СВЕРЧОК В СТЕНЕ — ПРИМЕР СВЯЩЕННИКА — СТАРЫЕ ВОСПОМИНАНИЯ. Следующий день мы провели в тихом дрейфе по озеру, лениво покачиваясь в небольших заливах под сенью высоких деревьев и валяясь на маленьких островах, собирая низкорослый кустарниковый голубиц, в изобилии росший на них. Мы наполнили наши оловянные ведерки этими восхитительными ягодами для десерта к нашему вечернему приему пищи. На одном из этих островов мы обнаружили признаки того, что там обитают лесные кролики, и отправили Каллена к хижине за собаками, чтобы погнать их, впрочем, вовсе не с намерением поймать, а чтобы насладиться музыкой погони и услышать голоса гончих, отражающиеся эхом от воды. Мы высадили их на остров и начали прочесывать местность в поисках дичи. Гончие, понимая, что их дело — преследование оленей, и тщательно обследовав весь остров, вернулись к нам и тихо уселись на задние лапы, как бы говоря, что здесь нет ничего стоящего внимания. Но мы видели одного из зверьков, поднятого собаками с лежки, и привлекли их особое внимание к этому факту, приведя их к тому месту и велев им «искать его». Они поняли наш смысл и бросились по следу с громким и радостным лаем. С полчаса они гоняли его кругами по острову, оглашая озеро своей веселой музыкой. Мы могли бы пристрелить дичь, которую они преследовали, раз пятьдесят, но у нас не было злого умысла против его жизни. Малыш казался не слишком испуганным, ибо мы часто замечали, как он, петляя, временно сбивал собак со следа, припадал к земле и отводил длинные уши назад в направлении звука, преследовавшего его; а когда собаки выравнивались по его следу и приближались к месту его засады, он ловко упрыгивал в густые кусты, чтобы снова запутать их.

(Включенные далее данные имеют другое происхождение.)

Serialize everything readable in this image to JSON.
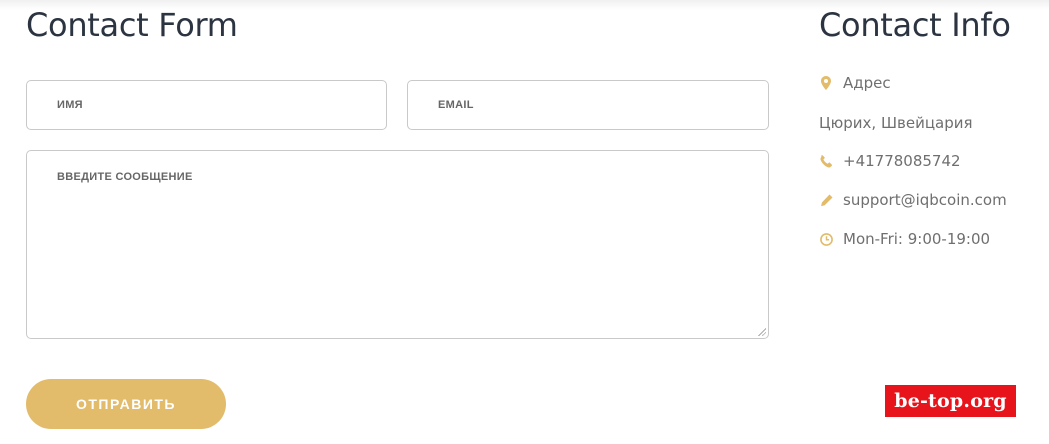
{
  "form": {
    "title": "Contact Form",
    "name_placeholder": "ИМЯ",
    "email_placeholder": "EMAIL",
    "message_placeholder": "ВВЕДИТЕ СООБЩЕНИЕ",
    "submit_label": "ОТПРАВИТЬ"
  },
  "info": {
    "title": "Contact Info",
    "address_label": "Адрес",
    "address_value": "Цюрих, Швейцария",
    "phone": "+41778085742",
    "email": "support@iqbcoin.com",
    "hours": "Mon-Fri: 9:00-19:00"
  },
  "icons": {
    "address": "map-marker-icon",
    "phone": "phone-icon",
    "email": "pencil-icon",
    "hours": "clock-icon"
  },
  "colors": {
    "accent": "#e2bb6b",
    "heading": "#2b3440",
    "text": "#6f6f6f",
    "watermark_bg": "#e8141b"
  },
  "watermark": "be-top.org"
}
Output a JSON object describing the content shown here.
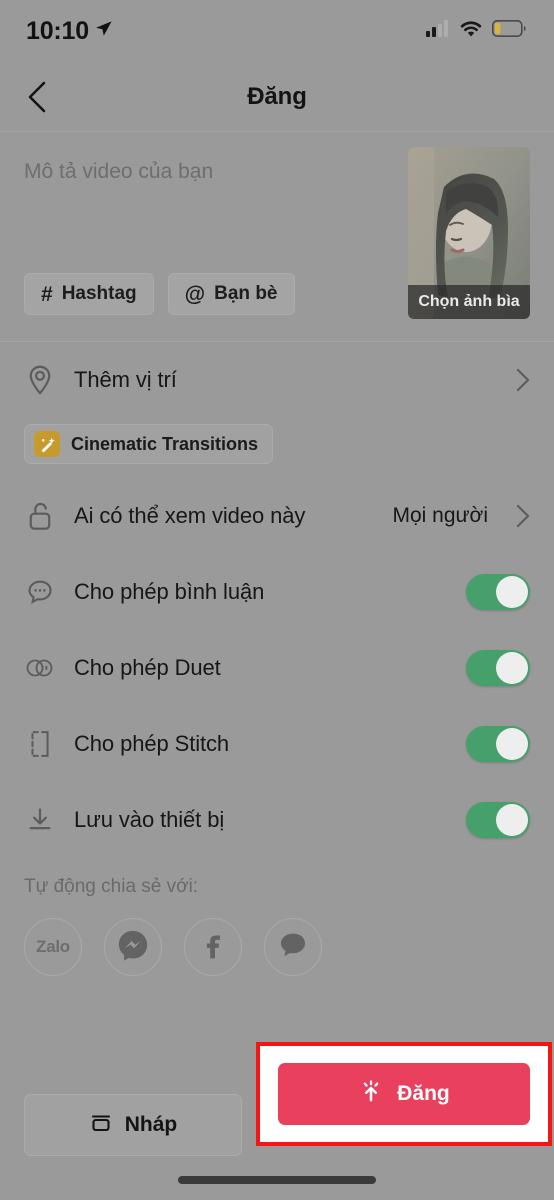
{
  "status_bar": {
    "time": "10:10",
    "location_icon": "location-arrow-icon",
    "signal_icon": "cellular-signal-icon",
    "wifi_icon": "wifi-icon",
    "battery_icon": "battery-low-icon",
    "battery_level_percent": 20,
    "battery_color": "#d8b43a"
  },
  "header": {
    "back_icon": "chevron-left-icon",
    "title": "Đăng"
  },
  "caption": {
    "placeholder": "Mô tả video của bạn",
    "value": "",
    "chips": [
      {
        "icon": "hashtag-icon",
        "glyph": "#",
        "label": "Hashtag"
      },
      {
        "icon": "at-mention-icon",
        "glyph": "@",
        "label": "Bạn bè"
      }
    ],
    "thumbnail": {
      "label": "Chọn ảnh bìa",
      "alt": "video-cover-thumbnail"
    }
  },
  "location_row": {
    "icon": "location-pin-icon",
    "label": "Thêm vị trí",
    "chevron": "chevron-right-icon"
  },
  "cinematic": {
    "icon": "magic-wand-icon",
    "label": "Cinematic Transitions",
    "icon_color": "#c79a2e"
  },
  "privacy_row": {
    "icon": "unlock-icon",
    "label": "Ai có thể xem video này",
    "value": "Mọi người",
    "chevron": "chevron-right-icon"
  },
  "toggles": [
    {
      "icon": "comment-bubble-icon",
      "label": "Cho phép bình luận",
      "on": true
    },
    {
      "icon": "duet-circles-icon",
      "label": "Cho phép Duet",
      "on": true
    },
    {
      "icon": "stitch-brackets-icon",
      "label": "Cho phép Stitch",
      "on": true
    },
    {
      "icon": "download-icon",
      "label": "Lưu vào thiết bị",
      "on": true
    }
  ],
  "share": {
    "title": "Tự động chia sẻ với:",
    "items": [
      {
        "icon": "zalo-icon",
        "label": "Zalo"
      },
      {
        "icon": "messenger-icon",
        "label": "Messenger"
      },
      {
        "icon": "facebook-icon",
        "label": "Facebook"
      },
      {
        "icon": "chat-bubble-icon",
        "label": "Tin nhắn"
      }
    ]
  },
  "bottom_bar": {
    "draft": {
      "icon": "archive-box-icon",
      "label": "Nháp"
    },
    "post": {
      "icon": "upload-burst-icon",
      "label": "Đăng",
      "color": "#e8405d"
    }
  },
  "annotation": {
    "highlight_color": "#f61515",
    "target": "post-button"
  },
  "toggle_color": "#46a06c"
}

Мы отозвали собак и поплыли дальше под сенью лесных деревьев и холмов, изредка вытаскивая форель в качестве эксперимента среди разбитых скал вдоль берега. Мы отправили Каллена в хижину, чтобы к шести часам он приготовил нам обед, к каковому часу мы должны были быть дома. Каллен обещал, говоря его собственным выражением, «расстараться» в приготовлении этой трапезы, и он сдержал обещание. По возвращении мы обнаружили зажаренное до идеальной готовности лосиное филе, стейк из медвежатины, запеченный на углях, рагу из вяленой оленины и столь приятное блюдо из жареной форели со свининой, какого только мог пожелать гурман. Наш аппетит был острым, и мы отдали должное его стряпне. Это был один из самых восхитительных вечеров, которые я когда-либо проводил в северных лесах. Во всем царил такой покой, такая печать умиротворения на лесу и озере, такая жизнерадостная тишина и безмятежность вокруг нас, что невозможно было удержаться от того, чтобы не радоваться вслух красоте и величию этого часа. Когда солнце опустилось на покой за западные холмы, и сумерки начали сгущаться в лесу и над озером, над восточными возвышенностями взошла луна, царственной походкой шествуя в небо, бросая длинную полосу яркого света через воды, являя тени гор в четких очертаниях на глубине внизу и затмевая своей яркостью звезды наверху. Все мы чувствовали, что так быстро набираемся сил в этих горных краях, где воздух столь бодрящий и чистый, под влиянием физических упражнений, простой диеты, естественного сна и отсутствия трудов и забот бизнеса, что были довольны, несмотря на монотонность, которая начала характеризовать наш повседневный распорядок.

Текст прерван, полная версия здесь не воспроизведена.